News

The Polar Front waters are separating Arctic and Atlantic plankton communities

MS student Frida Cnossen has been involved in the Polar Front project, led by Akvaplan-niva and funded by the Research Council of Norway. Frida participated in the May cruise of the Polar Front project. Based on cruise data she has...

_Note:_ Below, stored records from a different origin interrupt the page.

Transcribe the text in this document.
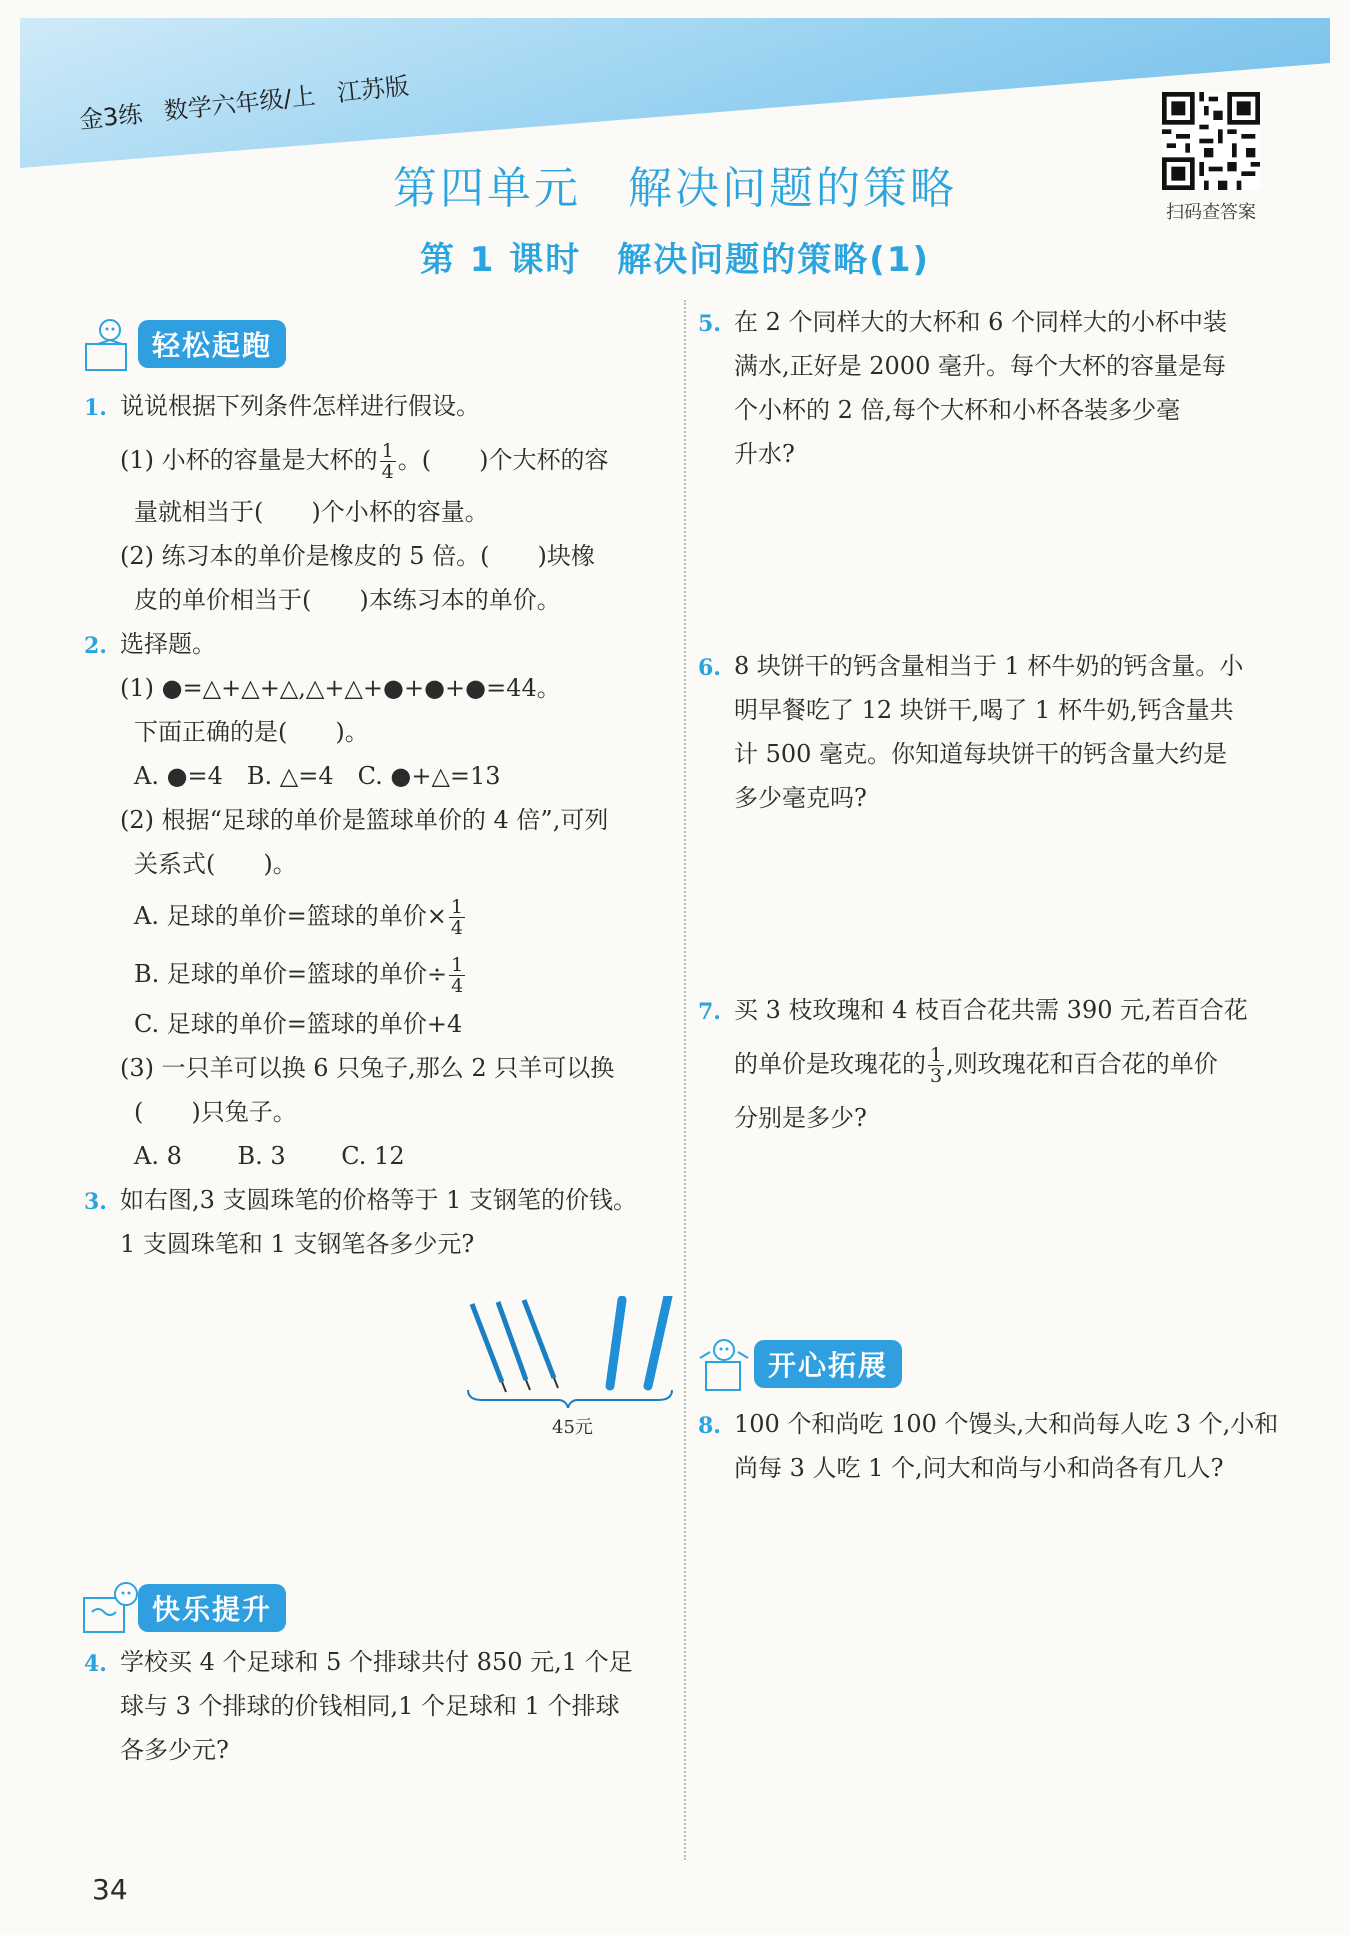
金3练 数学六年级/上 江苏版
第四单元　解决问题的策略
第 1 课时　解决问题的策略(1)
扫码查答案
轻松起跑

1. 说说根据下列条件怎样进行假设。

(1) 小杯的容量是大杯的 $\frac{1}{4}$ 。(　　)个大杯的容

量就相当于(　　)个小杯的容量。

(2) 练习本的单价是橡皮的 5 倍。(　　)块橡

皮的单价相当于(　　)本练习本的单价。

2. 选择题。

(1) ●=△+△+△,△+△+●+●+●=44。

下面正确的是(　　)。

A. ●=4　B. △=4　C. ●+△=13

(2) 根据“足球的单价是篮球单价的 4 倍”,可列

关系式(　　)。

A. 足球的单价=篮球的单价× $\frac{1}{4}$

B. 足球的单价=篮球的单价÷ $\frac{1}{4}$

C. 足球的单价=篮球的单价+4

(3) 一只羊可以换 6 只兔子,那么 2 只羊可以换

(　　)只兔子。

A. 8　　 B. 3　　 C. 12

3. 如右图,3 支圆珠笔的价格等于 1 支钢笔的价钱。

1 支圆珠笔和 1 支钢笔各多少元?

45元
快乐提升

4. 学校买 4 个足球和 5 个排球共付 850 元,1 个足

球与 3 个排球的价钱相同,1 个足球和 1 个排球

各多少元?

5. 在 2 个同样大的大杯和 6 个同样大的小杯中装

满水,正好是 2000 毫升。每个大杯的容量是每

个小杯的 2 倍,每个大杯和小杯各装多少毫

升水?

6. 8 块饼干的钙含量相当于 1 杯牛奶的钙含量。小

明早餐吃了 12 块饼干,喝了 1 杯牛奶,钙含量共

计 500 毫克。你知道每块饼干的钙含量大约是

多少毫克吗?

7. 买 3 枝玫瑰和 4 枝百合花共需 390 元,若百合花

的单价是玫瑰花的 $\frac{1}{3}$ ,则玫瑰花和百合花的单价

分别是多少?

开心拓展

8. 100 个和尚吃 100 个馒头,大和尚每人吃 3 个,小和

尚每 3 人吃 1 个,问大和尚与小和尚各有几人?

34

MS student Frida Cnossen has been involved in the Polar Front project, led by Akvaplan-niva and funded by the Research Council of Norway. Frida participated in the May cruise of the Polar Front project. Based on cruise data she has now delivered her MS thesis ‘Macrozooplankton distribution and pelagic fish feeding at the Barents Sea Polar Front’ to the assessment committee at the Université Côte d’Azur in Nice, France. Her thesis includes results on the distribution and biomass of macrozooplankton (krill, amphipods, arrow worms, etc.) and the diets of capelin and polar cod along a transect from the warmer open Barents Sea across the Polar Front to ice-covered Arctic waters.

Frida found strong evidence for the Polar Front in Spring acting as a barrier, clearly separating Arctic and Atlantic plankton communities. Smaller size classes of capelin were not feeding, whereas polar cod and larger capelin fed predominantly on krill and copepods. Supervisor and leader of the Polar Front project, Paul Renaud: “Frida’s work covers a key element of the project goal, to track the role of the Polar Front in determining the structure and function of the pelagic ecosystem through multiple seasons.”